O’Kelly dreams of TOK Beauty eventually having a complete arsenal of cosmetics products across blush, bronzer, lipstick, brow pencil and so on, but she insists the brand’s assortment will stay practical for makeup novices. “TOK Beauty is a curated line of hero products that are cleanly formulated with plant-based ingredients that actually do what they say will without overpromising anything. Transparency is key for us as is using sustainable and ethically sourced ingredients to make our clean formulations,” says O’Kelly, emphasizing, “I’m not just making products to make products.”
To place TOK Beauty in stores, O’Kelly, who’s in Calgary, did a ton of cold calling and showing up at retail locations she thought would be a good fit for the brand. TOK Beauty made its physical debut at The Vanity Vault, the salon O’Kelly was the receptionist at, and spread initially to Canadian clean beauty stores, including The Truth Beauty Company, The Green Vanity and The Green Kiss, before branching out to the United States at Selenite Beauty, Coral Story Beauty and Lena Rose Beauty. Last year, TOK Beauty appeared on QVC with magnetic lashes, which it has set aside for the moment.
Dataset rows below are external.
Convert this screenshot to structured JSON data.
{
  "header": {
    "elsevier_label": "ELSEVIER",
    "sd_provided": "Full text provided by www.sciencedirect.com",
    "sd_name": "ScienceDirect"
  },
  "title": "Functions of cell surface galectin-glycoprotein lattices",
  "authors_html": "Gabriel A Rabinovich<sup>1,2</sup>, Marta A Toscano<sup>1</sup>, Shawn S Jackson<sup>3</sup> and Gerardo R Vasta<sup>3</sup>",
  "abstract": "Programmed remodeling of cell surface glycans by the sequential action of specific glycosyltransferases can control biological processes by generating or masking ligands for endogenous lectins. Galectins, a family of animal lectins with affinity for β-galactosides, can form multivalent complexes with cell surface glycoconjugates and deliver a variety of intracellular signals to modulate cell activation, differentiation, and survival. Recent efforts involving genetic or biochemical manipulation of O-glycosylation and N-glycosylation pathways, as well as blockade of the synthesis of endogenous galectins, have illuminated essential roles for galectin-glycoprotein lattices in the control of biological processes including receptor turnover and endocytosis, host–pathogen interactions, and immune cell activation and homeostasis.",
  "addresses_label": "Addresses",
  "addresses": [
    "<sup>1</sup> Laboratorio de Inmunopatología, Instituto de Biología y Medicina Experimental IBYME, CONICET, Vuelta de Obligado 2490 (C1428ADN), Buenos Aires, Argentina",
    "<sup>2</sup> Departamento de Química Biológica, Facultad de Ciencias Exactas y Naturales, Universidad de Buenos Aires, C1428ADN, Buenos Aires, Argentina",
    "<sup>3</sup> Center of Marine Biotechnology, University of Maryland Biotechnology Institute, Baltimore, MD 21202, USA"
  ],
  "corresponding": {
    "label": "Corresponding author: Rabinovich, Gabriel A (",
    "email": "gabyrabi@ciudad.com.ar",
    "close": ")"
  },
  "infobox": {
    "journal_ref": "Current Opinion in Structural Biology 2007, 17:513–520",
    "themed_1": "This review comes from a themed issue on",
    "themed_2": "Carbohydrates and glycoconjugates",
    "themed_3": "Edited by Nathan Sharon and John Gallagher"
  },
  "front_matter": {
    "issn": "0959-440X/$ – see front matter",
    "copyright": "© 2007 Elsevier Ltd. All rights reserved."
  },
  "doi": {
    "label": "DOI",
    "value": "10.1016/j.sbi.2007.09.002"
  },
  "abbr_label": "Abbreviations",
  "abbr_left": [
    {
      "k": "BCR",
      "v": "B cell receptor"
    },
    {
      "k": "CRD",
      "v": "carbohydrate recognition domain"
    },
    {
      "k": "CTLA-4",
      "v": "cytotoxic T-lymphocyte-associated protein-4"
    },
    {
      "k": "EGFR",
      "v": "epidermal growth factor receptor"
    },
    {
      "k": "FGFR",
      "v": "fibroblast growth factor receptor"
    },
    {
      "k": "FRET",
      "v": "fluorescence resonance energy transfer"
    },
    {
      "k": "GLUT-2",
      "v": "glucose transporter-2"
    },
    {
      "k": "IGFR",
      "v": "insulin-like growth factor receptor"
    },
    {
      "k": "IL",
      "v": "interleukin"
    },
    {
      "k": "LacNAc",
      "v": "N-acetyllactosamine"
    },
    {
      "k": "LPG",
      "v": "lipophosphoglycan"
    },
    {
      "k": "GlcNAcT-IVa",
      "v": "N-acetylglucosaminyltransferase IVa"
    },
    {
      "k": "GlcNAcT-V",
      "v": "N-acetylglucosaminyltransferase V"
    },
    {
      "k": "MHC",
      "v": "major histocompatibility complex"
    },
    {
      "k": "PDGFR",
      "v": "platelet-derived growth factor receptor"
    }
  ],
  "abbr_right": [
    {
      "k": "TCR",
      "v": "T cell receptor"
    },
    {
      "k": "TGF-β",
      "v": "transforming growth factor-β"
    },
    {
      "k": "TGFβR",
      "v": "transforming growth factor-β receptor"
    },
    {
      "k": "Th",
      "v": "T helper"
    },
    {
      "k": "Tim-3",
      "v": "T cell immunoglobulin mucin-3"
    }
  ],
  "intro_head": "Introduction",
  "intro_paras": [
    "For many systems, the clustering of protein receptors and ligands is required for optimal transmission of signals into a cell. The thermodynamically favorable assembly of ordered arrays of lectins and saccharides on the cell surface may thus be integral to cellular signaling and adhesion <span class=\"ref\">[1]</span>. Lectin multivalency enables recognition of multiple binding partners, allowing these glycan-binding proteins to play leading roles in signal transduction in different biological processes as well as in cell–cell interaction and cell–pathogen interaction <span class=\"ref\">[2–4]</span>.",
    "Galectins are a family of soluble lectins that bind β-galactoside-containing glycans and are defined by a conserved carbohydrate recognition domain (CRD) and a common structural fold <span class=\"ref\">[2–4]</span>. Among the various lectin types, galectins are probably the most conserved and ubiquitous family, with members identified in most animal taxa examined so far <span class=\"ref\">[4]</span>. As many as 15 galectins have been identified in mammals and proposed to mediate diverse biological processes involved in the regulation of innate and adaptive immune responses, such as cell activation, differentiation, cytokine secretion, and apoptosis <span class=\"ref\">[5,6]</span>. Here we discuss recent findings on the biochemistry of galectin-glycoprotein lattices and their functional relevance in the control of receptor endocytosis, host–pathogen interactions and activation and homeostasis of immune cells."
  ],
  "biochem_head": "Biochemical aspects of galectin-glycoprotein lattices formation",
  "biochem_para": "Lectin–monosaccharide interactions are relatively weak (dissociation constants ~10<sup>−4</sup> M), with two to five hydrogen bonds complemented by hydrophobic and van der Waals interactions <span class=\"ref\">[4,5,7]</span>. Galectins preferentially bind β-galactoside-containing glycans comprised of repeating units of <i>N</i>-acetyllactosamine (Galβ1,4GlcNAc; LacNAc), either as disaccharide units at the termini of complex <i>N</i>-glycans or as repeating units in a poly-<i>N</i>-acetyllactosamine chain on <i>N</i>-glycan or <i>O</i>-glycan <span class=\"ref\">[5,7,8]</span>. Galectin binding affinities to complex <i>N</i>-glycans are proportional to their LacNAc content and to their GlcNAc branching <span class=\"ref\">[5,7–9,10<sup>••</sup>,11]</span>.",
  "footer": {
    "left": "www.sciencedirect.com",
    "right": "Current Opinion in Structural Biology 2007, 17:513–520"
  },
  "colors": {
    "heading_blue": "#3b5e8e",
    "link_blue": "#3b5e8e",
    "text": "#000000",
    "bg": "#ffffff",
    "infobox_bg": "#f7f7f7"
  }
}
“Credo is a big step for a company like mine. Getting into a major retailer like that really validates that what I’m doing is working,” says O’Kelly. Her secret to breaking into retailers is being confident in her product, persistent and crafty. She’s not afraid to experiment with various tactics to draw retailer attention. As an example, O’Kelly says, “I will give you maybe 10 free mascara to try and see how it does and, if it works out well, you can bring me in.”